Five Creativity Killers
by Chad Rueffert

In our extremely over-communicated world, a creative delivery is a necessary requirement of any advertisement. 

Mark Oldach, author of Creativity for Graphic Designers, said, "The key to creating a truly original, focused and appropriate idea is to start at zero -- a completely open mind with no preconceptions.  The second you build walls, insert parameters and run into obstacles, your range of possibilities becomes limited."

The problem is, almost every client who visits an advertising agency wants to, or has to, put immediate boundaries on the creative process and the wonders why their advertising lacks impact and innovation.  There are dozens of ways to kill creativity, but here are the five most deadly.


It's a strange fallacy that customers think that the smaller their budget is, the more creative you have to be to get the point across.  The reality is the exact opposite.  The more limited your budget is, the more straight-forward your message should be.  Creativity costs time and money.  Inspiration is the result of research and a ton of thought, and if you don't have the money to pay someone to put in that research and thought, you should resign yourself to a simple, honest and direct approach to communicating with your target audience.  And even if the idea itself comes easily and inexpensively, implementation of it will probably be costly.  Does your idea require custom photography?  Stock photography?  Illustration?  Full-color printing?  Die cutting?  Special video effects?  Actors?  Models?  If your budget is small, skip the expensive creativity and spend it on a little more printing, postage or media.  If you spend all your money on creativity, you won't have any left to spread the word, and a creative message that reaches nobody accomplishes nothing.



A creative idea that appeals to one person may not appeal to another.  That's why marketers are so intent on segmenting their audience into smaller groups.  If creative decision-making is left to committees you'll end up with a hodgepodge of required changes that will result in a schizophrenic advertisement.  Someone will want the logo bigger, another will want the phone number in red, a third will want to use a different photo, the fourth won't like the idea at all.  When at all possible, get input from numerous people, weigh it for its merits, and throw out anything that reduces the impact.  Keep in mind the audience for your advertisement is not necessarily the people approving the creative work, and remind them of that frequently.

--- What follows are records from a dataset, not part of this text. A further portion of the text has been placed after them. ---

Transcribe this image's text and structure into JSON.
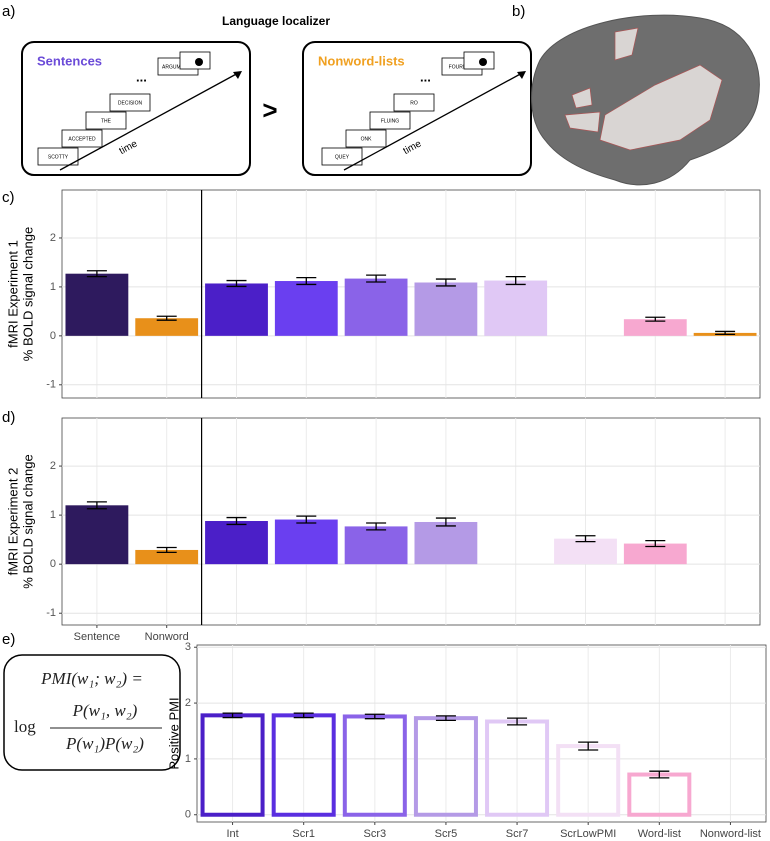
{
  "panel_labels": [
    "a)",
    "b)",
    "c)",
    "d)",
    "e)"
  ],
  "localizer": {
    "title": "Language localizer",
    "sentences": {
      "label": "Sentences",
      "words": [
        "SCOTTY",
        "ACCEPTED",
        "THE",
        "DECISION",
        "...",
        "ARGUMENTS"
      ],
      "time": "time"
    },
    "comparator": ">",
    "nonwords": {
      "label": "Nonword-lists",
      "words": [
        "QUEY",
        "ONK",
        "FLUING",
        "RO",
        "...",
        "FOURNING"
      ],
      "time": "time"
    }
  },
  "formula": {
    "lhs": "PMI(w₁; w₂) =",
    "log": "log",
    "numerator": "P(w₁, w₂)",
    "denominator": "P(w₁)P(w₂)"
  },
  "chart_data": [
    {
      "type": "bar",
      "y_label": [
        "fMRI Experiment 1",
        "% BOLD signal change"
      ],
      "categories": [
        null,
        null,
        null,
        null,
        null,
        null,
        null,
        null,
        null,
        null
      ],
      "values": [
        1.27,
        0.36,
        1.07,
        1.12,
        1.17,
        1.09,
        1.13,
        null,
        0.34,
        0.06
      ],
      "errors": [
        0.06,
        0.04,
        0.06,
        0.07,
        0.07,
        0.07,
        0.08,
        null,
        0.04,
        0.03
      ],
      "colors": [
        "#2e1a5e",
        "#e8901a",
        "#4b1fc8",
        "#6a3ff0",
        "#8a63e8",
        "#b49ae6",
        "#e0c8f5",
        "#f3e0f5",
        "#f7a8d0",
        "#e8901a"
      ],
      "ylim": [
        -1.27,
        2.98
      ],
      "yticks": [
        -1,
        0,
        1,
        2
      ],
      "grid": true
    },
    {
      "type": "bar",
      "y_label": [
        "fMRI Experiment 2",
        "% BOLD signal change"
      ],
      "categories": [
        "Sentence",
        "Nonword",
        null,
        null,
        null,
        null,
        null,
        null,
        null,
        null
      ],
      "values": [
        1.2,
        0.29,
        0.88,
        0.91,
        0.77,
        0.86,
        null,
        0.52,
        0.42,
        null
      ],
      "errors": [
        0.07,
        0.05,
        0.07,
        0.07,
        0.07,
        0.08,
        null,
        0.06,
        0.06,
        null
      ],
      "colors": [
        "#2e1a5e",
        "#e8901a",
        "#4b1fc8",
        "#6a3ff0",
        "#8a63e8",
        "#b49ae6",
        "#e0c8f5",
        "#f3e0f5",
        "#f7a8d0",
        "#e8901a"
      ],
      "ylim": [
        -1.24,
        2.98
      ],
      "yticks": [
        -1,
        0,
        1,
        2
      ],
      "grid": true
    },
    {
      "type": "bar",
      "y_label": [
        "Positive PMI"
      ],
      "outline": true,
      "categories": [
        "Int",
        "Scr1",
        "Scr3",
        "Scr5",
        "Scr7",
        "ScrLowPMI",
        "Word-list",
        "Nonword-list"
      ],
      "values": [
        1.78,
        1.78,
        1.76,
        1.73,
        1.67,
        1.23,
        0.72,
        null
      ],
      "errors": [
        0.04,
        0.04,
        0.04,
        0.04,
        0.06,
        0.07,
        0.06,
        null
      ],
      "colors": [
        "#4b1fc8",
        "#5a2ee0",
        "#8a63e8",
        "#b49ae6",
        "#e0c8f5",
        "#f3e0f5",
        "#f7a8d0",
        "#e8901a"
      ],
      "ylim": [
        -0.13,
        3.04
      ],
      "yticks": [
        0,
        1,
        2,
        3
      ],
      "grid": true
    }
  ]
}
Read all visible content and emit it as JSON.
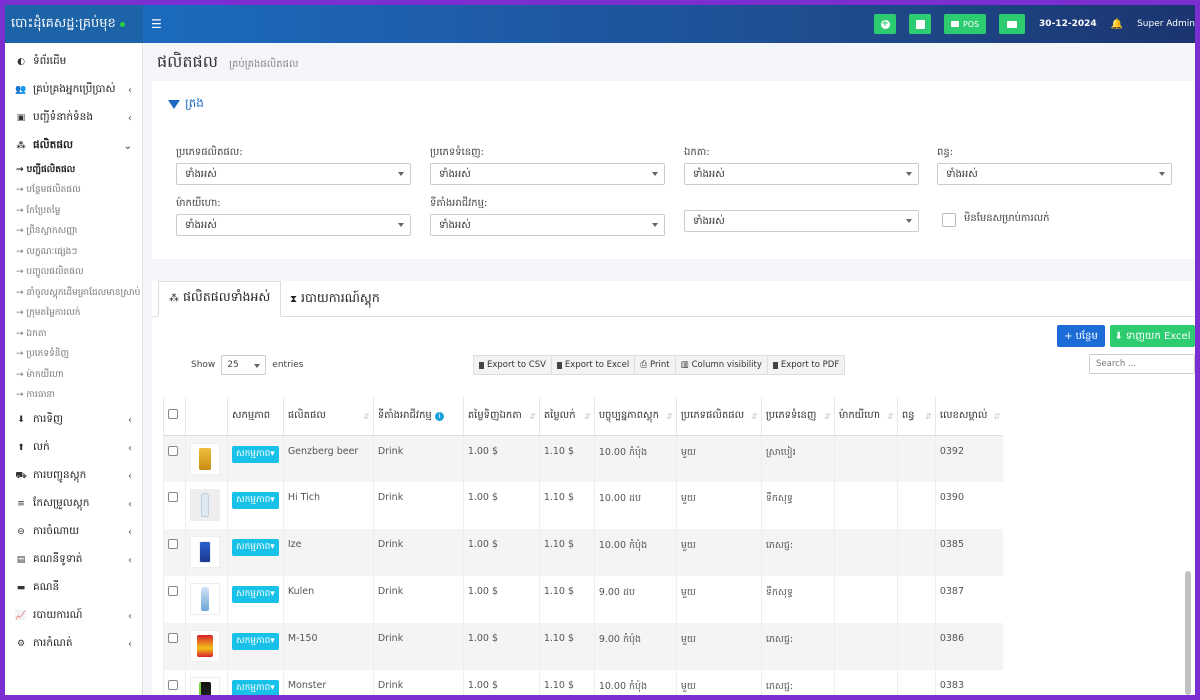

The best creative ideas are almost always a little edgy and controversial. That doesn't mean they have to be rude, crude or annoying.  However, edgy ideas are bound to get a few negative reactions, and if you're afraid of that, you've put a very small box around your creative process.  Oldach states it this way in his book:  "Creative solutions are, by definition, solutions that are untried.  They involve risk and require clients to make decisions that often do not meet with immediate, universal acceptance."


Too Much Information

Creativity in advertising requires a focused message and a clear set of objectives.  The more information you try to convey, the less creative your delivery can be.  It's relatively easy to come up with creative headlines and visuals for a new Volvo ad when your message is safety.  It's very hard to do the same thing when your message has to include safety, selection, price, style, options and financing.  Use the creative message about safety to generate interest, and then show your interested prospects how to get information about selection, price and financing at a website, 800# or dealer.


Insufficient Knowledge of the Company, Product, Customer and Competition 

Almost all creativity in advertising is based upon how your product or company interacts with the user of the product or the product's competition.  People by LiteTM beer because it's less filling, right?  But what about those people who just think it tastes great?  Without the knowledge that many people simply like the lighter taste of a light beer, the immortal "Tastes Great, Less Filling" debate would never have occurred.  If you want to come up with creative ideas, use the product, let your family use it, use the competition's product, visit a competitor's store, take the product apart and put it back together, ask a stranger in the grocery store why they just chose your product instead of the cheaper one on the shelf above.  The more you know a bout the company, product, customer and competition, the faster the creative ideas will flow. 


It's nearly impossible to imagine a situation where none of the first three creativity killers exist.  Clients never have unlimited budgets, there are almost always too many people involved in the decision making process, and everyone has a fear of the untried.  But if you can work to minimize the influence of the first three, find a focused message, and supply yourself with an in-depth knowledge of the company, product, customer and competition, ideas will come easily and lead to creative and innovative advertising.